L’economia può essere sostenibile solo se s’inverte il trend delle nascite, anche perché le economie che crescono di più in Europa sono proprio quelle dei Paesi in cui si fanno più figli. Un circolo virtuoso, che si contrappone a quello vizioso di chi per decenni ha pensato solo a tutelare gli interessi particolari. Ma il bene comune, quello su cui si baserà il nostro destino a livello nazionale e internazionale, non è la somma degli interessi particolari.
La famiglia in Italia ha svolto un ruolo di sussidiarietà silenziosa e fattiva, che però ora rischia di diventare “sudditarietà”. Non dimentichiamoci che il coronavirus ci ha portato avanti nel tempo. Quella di marzo e aprile è l’Italia del futuro, quella del 2050, con gli ospedali che non ce la fanno ad assistere i pazienti, con lo Stato che non sa come pagare gli ammortizzatori sociali. Intanto, stiamo accollando sulle spalle delle future generazioni la montagna di debito di questo momento storico: 100 miliardi di euro in appena tre mesi. Risorse che, si badi bene, stiamo sottraendo a loro, al loro futuro, ai loro studi, alle loro passioni. Abbiamo chiesto loro di salvarci e loro neppure lo sanno, ma lo stanno facendo.

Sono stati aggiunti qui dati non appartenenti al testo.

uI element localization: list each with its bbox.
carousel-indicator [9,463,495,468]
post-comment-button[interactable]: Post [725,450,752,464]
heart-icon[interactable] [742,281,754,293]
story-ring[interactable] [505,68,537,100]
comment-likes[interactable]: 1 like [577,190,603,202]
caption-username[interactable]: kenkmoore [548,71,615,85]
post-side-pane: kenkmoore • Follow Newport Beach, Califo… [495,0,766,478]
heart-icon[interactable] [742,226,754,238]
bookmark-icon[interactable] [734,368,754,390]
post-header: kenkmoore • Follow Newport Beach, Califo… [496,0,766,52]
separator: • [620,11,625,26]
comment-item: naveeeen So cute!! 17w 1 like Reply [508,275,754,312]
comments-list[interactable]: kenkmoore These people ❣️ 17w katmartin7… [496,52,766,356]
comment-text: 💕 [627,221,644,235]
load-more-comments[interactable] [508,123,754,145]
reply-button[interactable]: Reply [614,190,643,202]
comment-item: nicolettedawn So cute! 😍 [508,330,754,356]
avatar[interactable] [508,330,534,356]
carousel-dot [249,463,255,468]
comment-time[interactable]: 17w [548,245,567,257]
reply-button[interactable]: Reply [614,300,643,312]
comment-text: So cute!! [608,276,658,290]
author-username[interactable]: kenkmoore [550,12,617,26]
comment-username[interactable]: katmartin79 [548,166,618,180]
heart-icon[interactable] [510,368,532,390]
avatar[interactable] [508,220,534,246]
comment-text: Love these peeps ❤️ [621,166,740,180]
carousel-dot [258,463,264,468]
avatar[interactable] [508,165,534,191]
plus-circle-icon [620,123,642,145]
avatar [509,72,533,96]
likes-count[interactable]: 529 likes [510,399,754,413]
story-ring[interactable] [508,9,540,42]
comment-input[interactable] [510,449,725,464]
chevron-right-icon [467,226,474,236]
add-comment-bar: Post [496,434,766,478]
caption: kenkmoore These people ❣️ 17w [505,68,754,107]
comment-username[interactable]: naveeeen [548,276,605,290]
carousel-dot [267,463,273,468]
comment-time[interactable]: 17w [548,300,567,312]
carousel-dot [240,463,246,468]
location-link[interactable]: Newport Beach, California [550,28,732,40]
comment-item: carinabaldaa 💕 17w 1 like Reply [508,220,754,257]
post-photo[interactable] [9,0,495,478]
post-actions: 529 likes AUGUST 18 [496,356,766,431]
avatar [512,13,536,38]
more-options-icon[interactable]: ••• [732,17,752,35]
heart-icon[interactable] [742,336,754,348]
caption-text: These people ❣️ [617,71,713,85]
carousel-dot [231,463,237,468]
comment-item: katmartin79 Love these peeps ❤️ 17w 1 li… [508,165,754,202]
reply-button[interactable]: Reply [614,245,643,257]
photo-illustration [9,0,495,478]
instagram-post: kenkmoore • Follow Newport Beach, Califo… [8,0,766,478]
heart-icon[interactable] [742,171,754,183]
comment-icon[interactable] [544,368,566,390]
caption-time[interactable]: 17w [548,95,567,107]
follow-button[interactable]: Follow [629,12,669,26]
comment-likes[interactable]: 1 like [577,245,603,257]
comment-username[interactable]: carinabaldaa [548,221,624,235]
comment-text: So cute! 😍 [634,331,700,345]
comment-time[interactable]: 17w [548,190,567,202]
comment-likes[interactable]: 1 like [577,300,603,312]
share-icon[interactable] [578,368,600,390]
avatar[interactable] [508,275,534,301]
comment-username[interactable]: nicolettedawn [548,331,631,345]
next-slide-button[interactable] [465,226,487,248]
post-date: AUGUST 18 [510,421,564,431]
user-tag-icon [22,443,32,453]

L’unico modo che abbiamo per risolvere il problema del debito pubblico, del deficit e dell’inflazione è investire sulla famiglia, sulla natalità e quindi sulla demografia, perché altrimenti collasseranno tutti i parametri di Maastricht. Senza figli aumenterà il debito pubblico, se non altro perché ci saranno più anziani, meno popolazione attiva e saranno più costosi gli oneri contributivi e fiscali. Non a caso, il “baby-boom” ha coinciso con un momento bellissimo e di grande benessere del nostro Paese.
Per questo, quando si parla di Recovery fund, non si può prescindere dal dare priorità all’attivazione di politiche per la famiglia. Il primo passo è l’assegno unico-universale per ogni figlio, che dovrà necessariamente essere fatto attingendo alle risorse del Recovery Fund o inserendolo all’interno della Legge di bilancio. Non c’è una terza opzione sul tavolo. L’unanimità fatta registrare in sede di votazione alla Camera della legge delega è una grande vittoria del Forum delle associazioni familiari. Ora c’è da fare il passo decisivo: è urgente un nuovo patto generazionale. Un nuovo legame concreto tra generazioni che scongiuri il default nazionale. Non ci saranno altri Recovery fund. Se non si fa un vero patto per la natalità, che dia risultato e inverta la rotta, l’Italia non andrà da nessuna parte.